The results of the current study are in agreement with findings of similar previous study involving different plants. Iwalokun et al.17 in their study showed that the concoction extract of Ocimum gratissimum and Terminalia avicennoides have shown greater shegellocidal activity against Shigella dysenteriae, Shigella sonnei, Shigella boydii and Escherichia coli. The concoction showed higher effectiveness as compared to single plant extracts of either O. gratissimum or T. avicennoides. However, in the same study, the concoction of the same two plants had less activity than decoction extract of T. avicennoides against Shigella flexneri. This selective enhancement of on biological activity through concoction extraction as seen in the current study and previous study17, necessitate more studies on medicinal plants used as concoctions in traditional medicine.

CONCLUSION

The findings of the current study indicate enhancement of the antioxidant and antibacterial activities of the leaves of Barleria dinteri, Grewia flava and Jatropha lagarinthoides through concoction extraction with the exception of the n-hexane extract.
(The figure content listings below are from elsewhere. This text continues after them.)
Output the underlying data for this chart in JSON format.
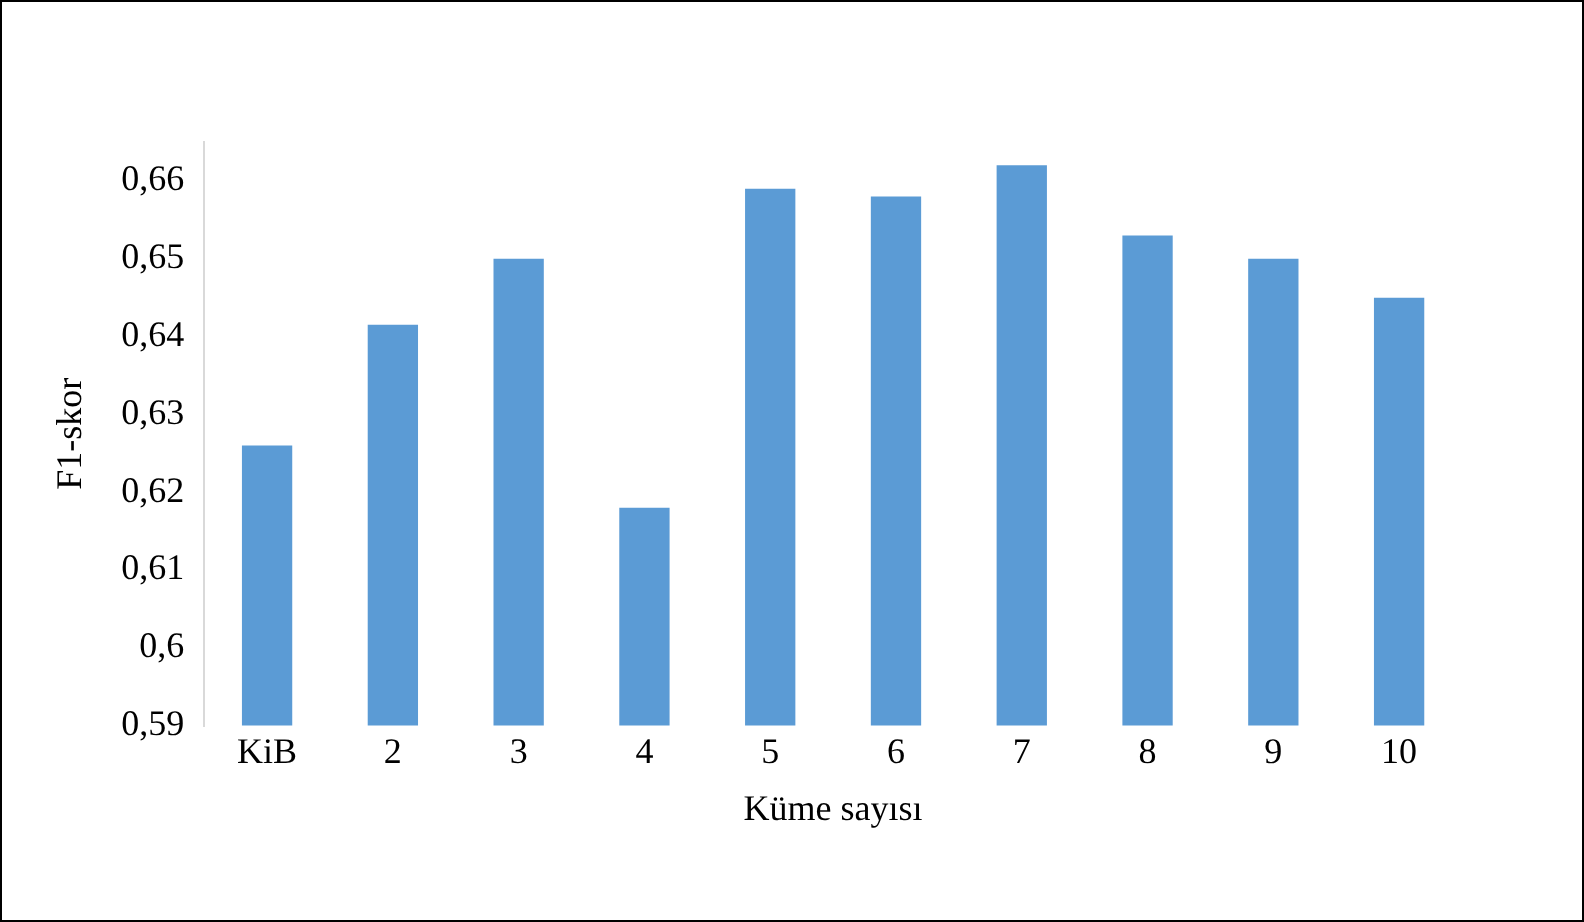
{
  "chart_data": {
    "type": "bar",
    "xlabel": "Küme sayısı",
    "ylabel": "F1-skor",
    "categories": [
      "KiB",
      "2",
      "3",
      "4",
      "5",
      "6",
      "7",
      "8",
      "9",
      "10"
    ],
    "values": [
      0.626,
      0.6415,
      0.65,
      0.618,
      0.659,
      0.658,
      0.662,
      0.653,
      0.65,
      0.645
    ],
    "color": "#5b9bd5",
    "ylim": [
      0.59,
      0.665
    ],
    "yticks": [
      {
        "value": 0.59,
        "label": "0,59"
      },
      {
        "value": 0.6,
        "label": "0,6"
      },
      {
        "value": 0.61,
        "label": "0,61"
      },
      {
        "value": 0.62,
        "label": "0,62"
      },
      {
        "value": 0.63,
        "label": "0,63"
      },
      {
        "value": 0.64,
        "label": "0,64"
      },
      {
        "value": 0.65,
        "label": "0,65"
      },
      {
        "value": 0.66,
        "label": "0,66"
      }
    ],
    "grid": false
  }
}
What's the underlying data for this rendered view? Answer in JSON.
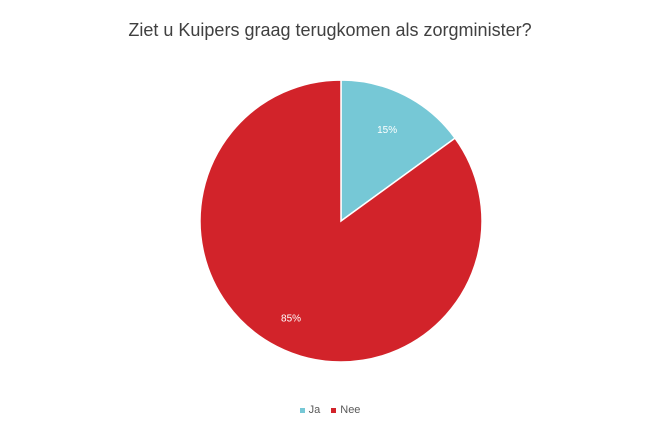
{
  "chart_data": {
    "type": "pie",
    "title": "Ziet u Kuipers graag terugkomen als zorgminister?",
    "categories": [
      "Ja",
      "Nee"
    ],
    "values": [
      15,
      85
    ],
    "data_labels": [
      "15%",
      "85%"
    ],
    "colors": [
      "#76c8d6",
      "#d2232a"
    ],
    "legend_position": "bottom"
  }
}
This enhancement effect could be due to higher amounts of phenolic compounds found in the extracts obtained by concoction extraction procedure.

ACKNOWLEDGMENTS

We wish to acknowledge the Department of Biochemistry, Sefako Makgatho Health Sciences University, Pretoria, South Africa for facilities and Dr. Bronwyn Egan of University of Limpopo for assistance with plant identification and preparation of plants voucher specimens.